Излив на детей родник любви, переполнявшей ее сердце, Юлия каждого из них подозвала в отдельности; особенно долго держала она возле себя Генриетту и осыпала ее поцелуями, на которые девочка отвечала, стеная и плача, а затем Юлия попросила подвести к ней всех троих, благословила их и, указывая на госпожу д'Орб, сказала: «Вот, детки, ваша вторая мать, сам господь дает ее вам, он не оставил вас сиротами; ступайте бросьтесь к ее ногам». И тотчас дети подбегают к Кларе, становятся перед ней на колени, цепляются за ее руки, называя ее маменькой, второй своей матерью. Клара наклонилась к ним, схватила их в объятия, но тщетно пыталась заговорить: из уст ее вырывались лишь стенания, она задыхалась от слез и не могла произнести ни слова. Судите сами, как была взволнована Юлия. Сцена становилась слишком тяжелой. Я постарался прекратить ее.

Когда миновала минута умиления, все собрались у постели больной, началась беседа, и хотя Юлия опять ослабела и не было в ней прежнего оживления, ее черты, как и раньше, выражали удовлетворенность; обо всем она говорила с интересом, слушала внимательно, что доказывало полную свободу ее души от горестных забот; ничто от нее не ускользало, она всецело отдавалась разговору, словно больше ей нечего было делать; чтоб не расставаться с нами ни на минуту, она предложила нам пообедать в ее спальне; вы, конечно, понимаете, что отказ был просто невозможен.
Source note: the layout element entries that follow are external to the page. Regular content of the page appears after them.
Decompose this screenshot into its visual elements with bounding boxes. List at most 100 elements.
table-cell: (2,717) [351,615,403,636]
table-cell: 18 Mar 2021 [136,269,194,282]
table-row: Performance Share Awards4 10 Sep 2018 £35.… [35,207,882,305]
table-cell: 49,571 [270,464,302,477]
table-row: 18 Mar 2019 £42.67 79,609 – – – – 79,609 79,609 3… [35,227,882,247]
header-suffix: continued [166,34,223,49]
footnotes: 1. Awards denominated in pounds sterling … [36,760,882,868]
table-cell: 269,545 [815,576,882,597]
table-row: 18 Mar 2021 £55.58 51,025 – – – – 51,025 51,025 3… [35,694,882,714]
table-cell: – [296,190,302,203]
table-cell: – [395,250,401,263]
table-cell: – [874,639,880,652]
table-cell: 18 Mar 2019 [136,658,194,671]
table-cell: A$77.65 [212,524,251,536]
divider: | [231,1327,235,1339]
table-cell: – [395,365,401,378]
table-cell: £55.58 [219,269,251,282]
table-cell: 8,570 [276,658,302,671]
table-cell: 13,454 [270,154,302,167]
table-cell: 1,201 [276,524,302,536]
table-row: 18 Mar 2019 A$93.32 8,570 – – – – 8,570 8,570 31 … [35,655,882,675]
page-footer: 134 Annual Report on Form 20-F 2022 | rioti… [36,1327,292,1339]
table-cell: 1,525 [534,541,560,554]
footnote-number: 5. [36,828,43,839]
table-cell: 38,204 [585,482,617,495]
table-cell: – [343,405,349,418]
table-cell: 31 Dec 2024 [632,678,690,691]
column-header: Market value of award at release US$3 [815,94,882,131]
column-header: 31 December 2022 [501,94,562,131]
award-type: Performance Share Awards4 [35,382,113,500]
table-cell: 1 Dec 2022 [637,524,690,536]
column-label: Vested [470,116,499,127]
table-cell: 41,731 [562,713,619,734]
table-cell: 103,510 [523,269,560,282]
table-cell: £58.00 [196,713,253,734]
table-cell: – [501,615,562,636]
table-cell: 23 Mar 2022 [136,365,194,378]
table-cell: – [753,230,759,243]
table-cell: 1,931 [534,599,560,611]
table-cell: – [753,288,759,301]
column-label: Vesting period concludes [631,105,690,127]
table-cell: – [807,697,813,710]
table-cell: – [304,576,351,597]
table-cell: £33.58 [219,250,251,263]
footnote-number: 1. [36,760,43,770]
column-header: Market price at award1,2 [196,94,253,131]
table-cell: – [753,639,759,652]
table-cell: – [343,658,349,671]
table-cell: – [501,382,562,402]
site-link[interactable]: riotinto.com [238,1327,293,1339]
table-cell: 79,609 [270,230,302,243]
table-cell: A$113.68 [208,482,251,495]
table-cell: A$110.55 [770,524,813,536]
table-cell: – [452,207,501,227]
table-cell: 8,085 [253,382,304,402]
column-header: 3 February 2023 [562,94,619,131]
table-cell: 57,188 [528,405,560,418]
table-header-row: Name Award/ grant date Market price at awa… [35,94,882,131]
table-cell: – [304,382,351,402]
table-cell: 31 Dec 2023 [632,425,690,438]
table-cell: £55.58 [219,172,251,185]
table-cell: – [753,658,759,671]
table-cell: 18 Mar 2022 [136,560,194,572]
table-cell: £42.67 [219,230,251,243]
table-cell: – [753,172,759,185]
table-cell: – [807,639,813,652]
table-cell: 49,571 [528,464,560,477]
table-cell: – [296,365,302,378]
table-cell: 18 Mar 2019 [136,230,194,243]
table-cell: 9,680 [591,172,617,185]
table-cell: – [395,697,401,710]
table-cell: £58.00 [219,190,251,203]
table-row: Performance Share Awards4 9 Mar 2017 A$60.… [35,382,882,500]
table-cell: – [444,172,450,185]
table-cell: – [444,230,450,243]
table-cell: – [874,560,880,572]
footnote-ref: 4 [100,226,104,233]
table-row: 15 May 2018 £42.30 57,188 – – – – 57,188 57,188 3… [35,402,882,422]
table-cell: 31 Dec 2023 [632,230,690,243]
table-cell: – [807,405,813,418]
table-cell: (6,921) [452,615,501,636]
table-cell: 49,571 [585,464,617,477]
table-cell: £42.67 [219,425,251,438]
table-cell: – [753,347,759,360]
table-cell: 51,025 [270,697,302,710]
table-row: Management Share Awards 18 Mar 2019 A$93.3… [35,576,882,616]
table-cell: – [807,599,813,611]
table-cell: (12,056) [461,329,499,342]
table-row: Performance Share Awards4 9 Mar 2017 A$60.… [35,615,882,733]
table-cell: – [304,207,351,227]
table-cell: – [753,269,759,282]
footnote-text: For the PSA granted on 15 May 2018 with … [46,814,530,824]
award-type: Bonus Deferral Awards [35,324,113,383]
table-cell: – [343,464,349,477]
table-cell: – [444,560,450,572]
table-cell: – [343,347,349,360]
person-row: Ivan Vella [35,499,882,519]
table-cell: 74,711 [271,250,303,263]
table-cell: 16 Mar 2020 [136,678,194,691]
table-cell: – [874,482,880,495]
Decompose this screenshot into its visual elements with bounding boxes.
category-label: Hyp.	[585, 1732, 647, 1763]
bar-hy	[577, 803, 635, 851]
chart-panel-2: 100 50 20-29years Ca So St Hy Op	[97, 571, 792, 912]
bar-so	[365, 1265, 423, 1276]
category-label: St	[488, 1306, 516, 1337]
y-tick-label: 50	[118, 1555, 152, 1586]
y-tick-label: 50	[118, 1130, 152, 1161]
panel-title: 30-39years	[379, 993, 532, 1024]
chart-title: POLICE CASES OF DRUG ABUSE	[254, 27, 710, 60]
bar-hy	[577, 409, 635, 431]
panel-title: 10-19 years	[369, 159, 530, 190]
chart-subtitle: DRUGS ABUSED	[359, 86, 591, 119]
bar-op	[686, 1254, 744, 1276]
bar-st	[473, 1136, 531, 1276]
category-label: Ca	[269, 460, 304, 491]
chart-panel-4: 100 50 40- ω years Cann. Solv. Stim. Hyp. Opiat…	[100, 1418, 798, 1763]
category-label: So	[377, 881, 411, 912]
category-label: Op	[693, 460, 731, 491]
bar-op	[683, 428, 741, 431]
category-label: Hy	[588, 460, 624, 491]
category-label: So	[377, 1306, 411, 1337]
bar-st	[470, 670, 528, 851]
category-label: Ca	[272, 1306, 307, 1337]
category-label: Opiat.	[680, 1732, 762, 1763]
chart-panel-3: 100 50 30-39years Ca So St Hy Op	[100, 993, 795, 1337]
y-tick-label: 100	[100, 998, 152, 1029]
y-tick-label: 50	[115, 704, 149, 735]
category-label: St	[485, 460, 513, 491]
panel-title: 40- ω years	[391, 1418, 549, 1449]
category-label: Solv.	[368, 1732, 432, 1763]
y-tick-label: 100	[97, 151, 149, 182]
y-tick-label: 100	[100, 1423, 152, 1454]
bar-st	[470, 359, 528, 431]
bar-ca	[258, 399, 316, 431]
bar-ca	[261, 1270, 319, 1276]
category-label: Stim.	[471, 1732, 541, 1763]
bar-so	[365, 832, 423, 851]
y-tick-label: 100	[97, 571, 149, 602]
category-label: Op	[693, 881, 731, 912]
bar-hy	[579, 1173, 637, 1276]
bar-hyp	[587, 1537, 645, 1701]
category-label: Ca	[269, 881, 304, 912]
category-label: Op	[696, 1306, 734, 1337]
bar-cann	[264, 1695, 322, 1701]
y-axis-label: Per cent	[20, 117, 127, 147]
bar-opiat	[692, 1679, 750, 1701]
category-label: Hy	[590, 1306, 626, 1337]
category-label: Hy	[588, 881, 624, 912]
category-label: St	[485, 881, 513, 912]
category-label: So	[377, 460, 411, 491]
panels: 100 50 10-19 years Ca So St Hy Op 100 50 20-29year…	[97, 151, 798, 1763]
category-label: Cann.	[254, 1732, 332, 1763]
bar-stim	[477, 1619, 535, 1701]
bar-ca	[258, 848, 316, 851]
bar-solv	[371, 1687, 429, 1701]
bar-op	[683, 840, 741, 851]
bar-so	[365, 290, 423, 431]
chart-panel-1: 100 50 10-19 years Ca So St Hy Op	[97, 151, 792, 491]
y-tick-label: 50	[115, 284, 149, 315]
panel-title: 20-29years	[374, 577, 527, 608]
На стол накрыли без шума, без суеты, все шло в таком прекрасном порядке, будто Юлия угощала нас в «триклинии Аполлона». Дети и Фаншона сидели с нами за столом. Видя, что ни у кого нет аппетита, Юлия сумела заставить нас попробовать всего понемногу, – то, словно желая проверить, удалось ли кушанье кухарке, то якобы намереваясь узнать от нас, стоит ли ей самой отведать его, то убеждая нас поесть ради собственного здоровья, которое нам необходимо для того, чтобы ухаживать за ней; и постоянно она показывала нам, какое большое удовольствие мы доставляем ей, принимаясь за еду. Ну, как тут можно было отказаться? – да еще она вкладывала столько веселости в свои речи, что отвлекала нас от печального предмета, занимавшего мысли наши. Словом, самая разумная хозяйка дома, пользуясь цветущим здоровьем и желая оказать внимание гостям, не могла бы проявить больше приветливости, любезности, заботливости, чем проявила их умирающая Юлия, когда угощала свою семью. Не осуществлялись мои предвидения, казалось бы, вполне вероятные, а то, что я видел, не укладывалось в моей голове. Я не знал, что и подумать, я уже ничего не мог понять.

После обеда доложили, что пришел священник. Он зашел запросто, как друг дома, – он бывал у нас очень часто. Хоть я и не посылал за ним, потому что Юлия не просила меня об этом, – признаюсь, меня крайне обрадовал его приход: полагаю, что и горячо верующий человек не был бы так рад видеть священника при подобных обстоятельствах. Ведь он мог разрешить многие мои сомнения и вывести из довольно странного замешательства.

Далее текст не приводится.